Outline

1.算法思想

2.概念解释

3.Sklearn Code

Part 1 算法思想：

目的：依据原有数据将不同类别用一条‘决策边界“分离开，数据的分类根据位置在边界两侧中的一侧进行分类。在保证一定error在上限以下，margin(support vector距离边界的距离)越大越好
优势：support vector非常重要，以至于其他的训练数据可以忽略。而这也是SVM的优势，使用少量的support vector数据，训练速度极快。

Part 2 概念解释：

linear kernel：处理线性边界进行分类的问题。

C：The C parameter controls how much error is allowed. A large C allows for little error and creates a hard margin. A small C allows for more error and creates a soft margin.惩罚参数越小，容忍性就越大。

s1.jpeg

polynomial kernel：A polynomial kernel transforms points into three dimensions

degree：2

rbf：rbf kernel transforms points into infinite dimensions

gamma：If gamma is large, the training data is more relevant, and as a result overfitting can occur.

Part 3 Sklearn Code：

利用以下代码，可绘制分类边界和支持向量

from sklearn.svm import SVC
# SVM 函数
clf = SVC(kernel='linear')
clf.fit(X, y)

# 最佳函数：为什么这是最佳函数？？？待回答
w = clf.coef_[0]
a = -w[0] / w[1]
y_3 = a*x_fit - (clf.intercept_[0]) / w[1]
# 最大边距 下届
b_down = clf.support_vectors_[0]
y_down = a* x_fit + b_down[1] - a * b_down[0]
# 最大边距 上届
b_up = clf.support_vectors_[-1]
y_up = a* x_fit + b_up[1] - a * b_up[0]

# 画散点图
X, y = make_blobs(n_samples=60, centers=2, random_state=0, cluster_std=0.4)
plt.scatter(X[:, 0], X[:, 1], c=y, s=50, cmap=plt.cm.Paired)
# 画函数
plt.plot(x_fit, y_3, '-c')
# 画边距
plt.fill_between(x_fit, y_down, y_up, edgecolor='none', color='#AAAAAA', alpha=0.4)
# 画支持向量
plt.scatter(clf.support_vectors_[:, 0], clf.support_vectors_[:, 1], edgecolor='b',
 s=80, facecolors='none')

3.1 线性核代码：

#linear

from sklearn.svm import SVC
from graph import points, labels

classifier = SVC(kernel = 'linear')
classifier.fit(points, labels)
print(classifier.predict([[3, 4], [6, 7]]))

3.2 多项式核代码：

#polynomial kernel：将二维数据升级为三维数据

from sklearn.datasets import make_circles
from sklearn.svm import SVC
from sklearn.model_selection import train_test_split

#Makes concentric circles
points, labels = make_circles(n_samples=300, factor=.2, noise=.05, random_state = 1)
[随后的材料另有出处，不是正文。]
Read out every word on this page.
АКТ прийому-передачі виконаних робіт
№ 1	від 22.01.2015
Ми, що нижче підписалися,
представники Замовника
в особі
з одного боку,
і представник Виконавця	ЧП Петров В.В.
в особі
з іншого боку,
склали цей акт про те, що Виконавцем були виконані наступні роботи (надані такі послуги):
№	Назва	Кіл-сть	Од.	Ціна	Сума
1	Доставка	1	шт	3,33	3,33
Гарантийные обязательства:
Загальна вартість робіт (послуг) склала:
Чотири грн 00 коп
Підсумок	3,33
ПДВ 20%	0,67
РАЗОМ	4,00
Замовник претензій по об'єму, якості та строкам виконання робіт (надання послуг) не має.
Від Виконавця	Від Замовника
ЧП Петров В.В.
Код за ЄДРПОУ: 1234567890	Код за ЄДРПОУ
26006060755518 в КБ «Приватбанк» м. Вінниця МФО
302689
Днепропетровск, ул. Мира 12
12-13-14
#Makes training set and validation set.
training_data, validation_data, training_labels, validation_labels = train_test_split(points, labels, train_size = 0.8, test_size = 0.2, random_state = 100)

classifier = SVC(kernel = "linear", random_state = 1)
classifier.fit(training_data, training_labels)
print(classifier.score(validation_data, validation_labels))
print(training_data[0])
new_training = [[2 ** 0.5 * pt[0] * pt[1], pt[0] ** 2, pt[1] ** 2] for pt in training_data]
new_validation = [[2 ** 0.5 * pt[0] * pt[1], pt[0] ** 2, pt[1] ** 2] for pt in validation_data]

#classifier=SVC(kernel="poly",degree=2)
#classifier.fit(training_data,training_labels)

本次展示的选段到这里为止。